As ondas passaram a ser esporádicas, com a última registrada em março, quando a Rússia empregou 81 mísseis em um de seus maiores ataques em toda a guerra. Curiosamente, Moscou poupou os centros produtores, o que é facilmente explicável no caso da matriz nuclear do país –antes da guerra, 24% da energia vinha dessa fonte, mas a Rússia tomou e na prática desativou 1 das 4 usinas de Kiev.

“O inverno está chegando”, escreveu no X (ex-Twitter) o deputado Andrii Osadtchuk, fazendo referência ao sombrio bordão da série de TV Game of Thrones. Pelo menos 18 pessoas ficaram feridas nos ataques, enquanto 2 mortes registradas no país ocorreram em bombardeios de artilharia.

Por óbvio, não é possível saber se Moscou continuará com as ações, mas elas podem indicar a gestação de uma nova fase na guerra. Em comparação com a temporada passada, Kiev tem acesso a mais defesas aéreas ocidentais, embora elas estejam concentradas em centros como a capital –destino de 20 dos mísseis nesta madrugada.

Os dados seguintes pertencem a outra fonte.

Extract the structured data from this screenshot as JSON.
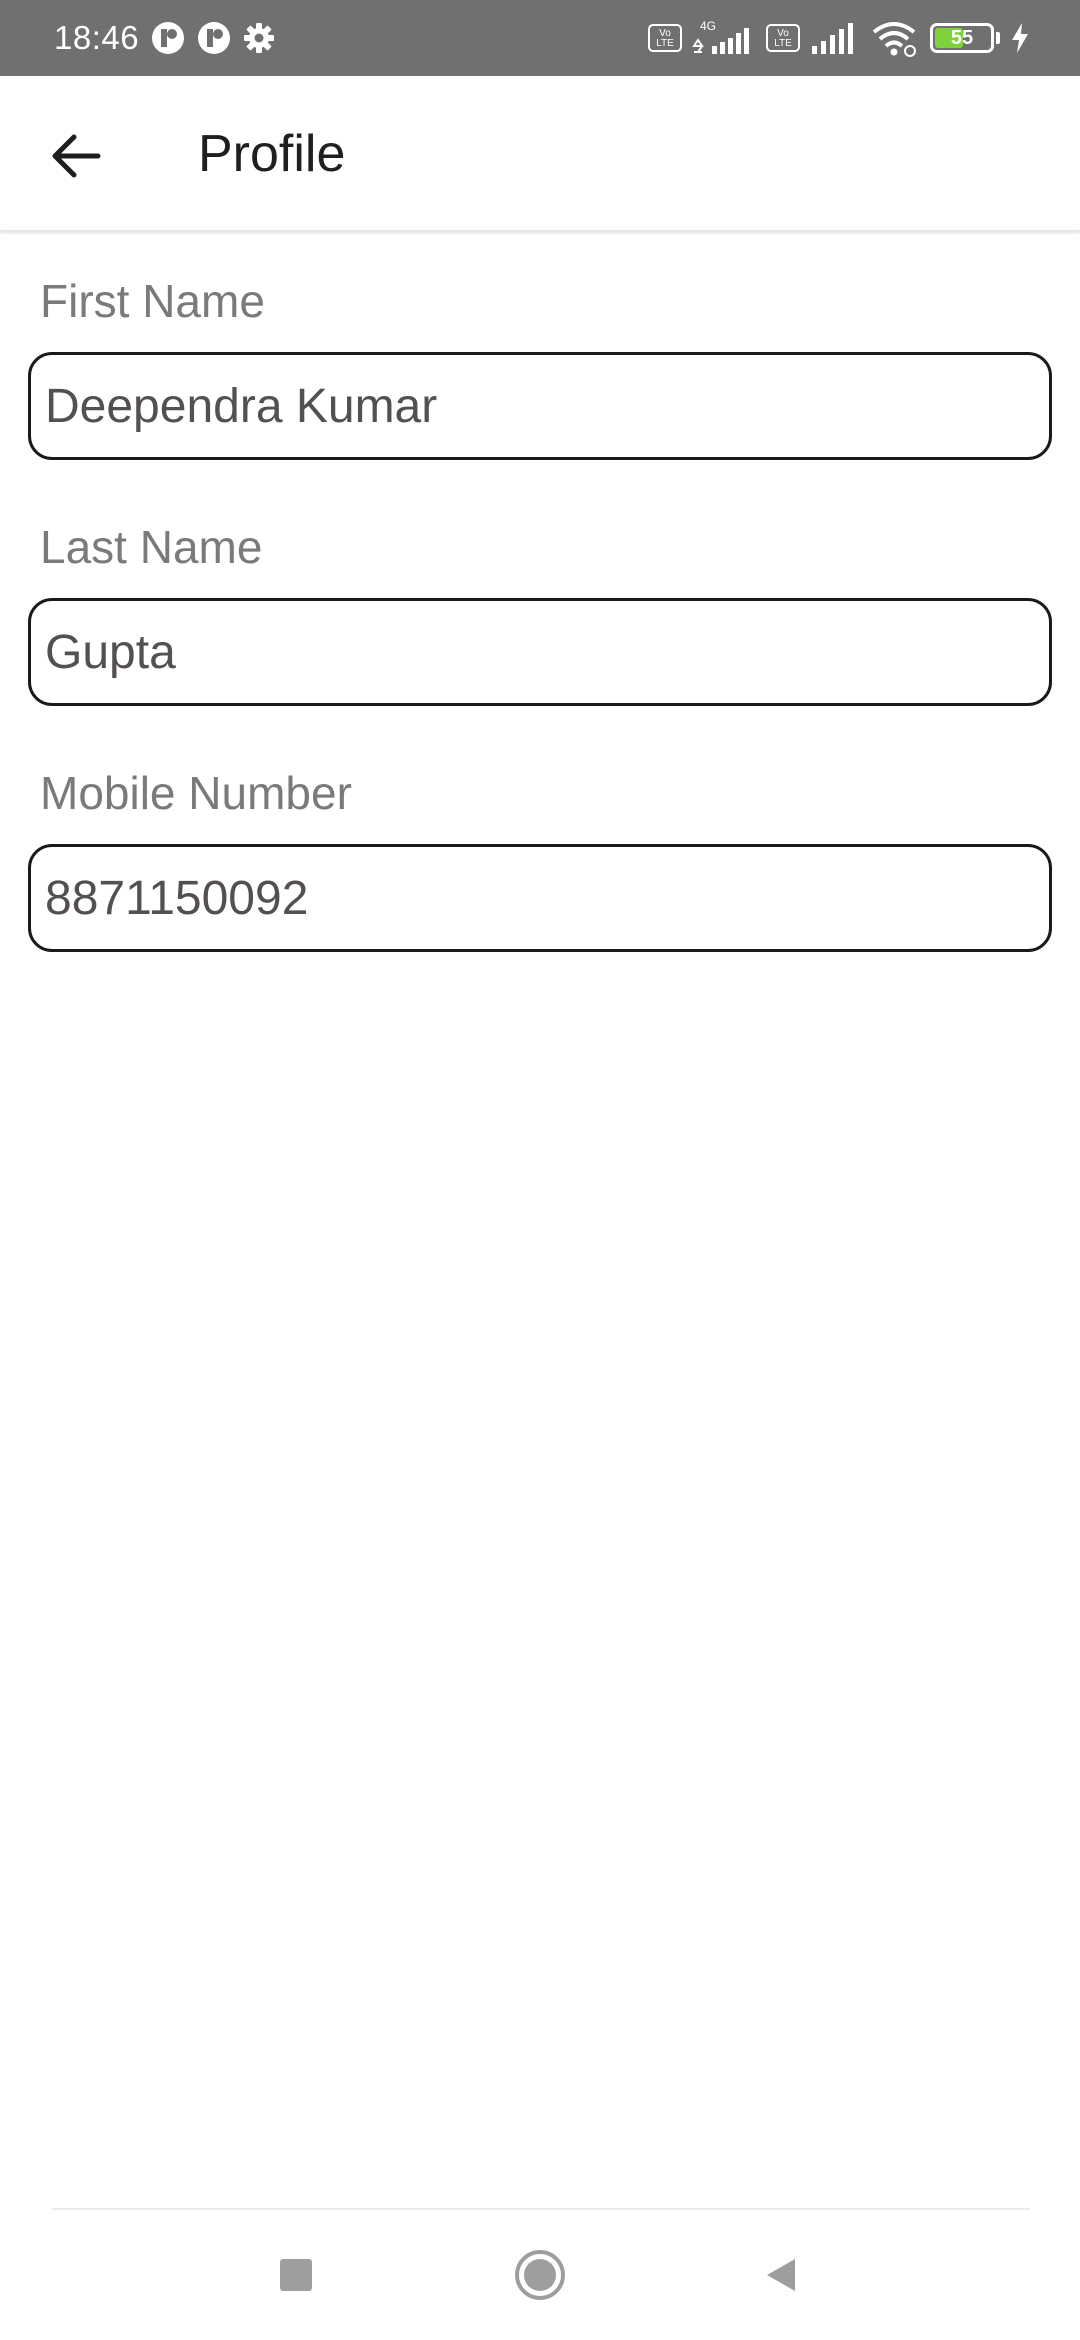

A etapa atual do conflito é marcada pelas dificuldades da Ucrânia em fazer avançar sua contraofensiva de modo decisivo, e a chegada das chuvas do outono no mês que vem serve como prazo final para isso. Depois, o terreno fica largamente impróprio para movimentos de tropas e blindados. Não que seja impossível, mas fica mais difícil e favorece troca de fogo em posições estáticas e campanhas aéreas com mísseis, no caso russo.

Nas últimas semanas, a Ucrânia também escalou seus ataques contra a península da Crimeia, que Putin anexou após a queda do governo pró-Moscou de Kiev em 2014. Ali, já houve ações contra baterias antiaéreas, pontes, aeródromos e a sede da Frota do Mar Negro, em Sebastopol.

Nesta quinta, o SBU, serviço de inteligência da Ucrânia, afirmou que promoveu um ataque bem-sucedido contra a base aérea de Saki, onde ficam caças navais da Frota do Mar Negro e outras aeronaves. Ainda não é possível estimar os danos, feitos segundo Kiev por um ataque inicial com drones suicidas, que ocupou as defesas aéreas, seguido pela ação de versões terrestres do míssil antinavio Netuno.

A tática já foi usada para destruir um poderoso sistema antiaéreo não muito longe de Saki, no fim de agosto. Agora, a Rússia só disse que derrubou 19 drones perto da base. Ela havia sido alvo de um dos mais eficazes ataques ucranianos na Crimeia até aqui, quando ao menos oito caças russos foram destruídos na pista em agosto do ano passado.

Os ataques à península têm adicionado incômodo nos já ansiosos aliados ocidentais de Kiev. Há relatos críveis de que os EUA consideram a anexação de 2014 um fato consumado, mesmo que ilegal, e que seria inteligente mantê-la como uma peça de eventual negociação de paz. O presidente Volodimir Zelenski se recusa, propondo a desocupação total de seu território.

Tudo isso tem gerado tensões que se misturam a fatores domésticos, como no caso da Polônia, cujo premiê disse na quarta (20) que não mais enviaria armas para a Ucrânia. Isso ocorre porque os países estão em uma disputa acerca de um embargo polonês aos grãos de Kiev, cujo escoamento pelo mar Negro está interrompido desde que Putin deixou um acordo para esse fim.

Como haverá eleições em outubro no país, a oposição de extrema-direita ataca o governo de direita, criticando políticas pró-Ucrânia, o que ajuda a entender a explosiva colocação do premiê Mateusz Morawiecki.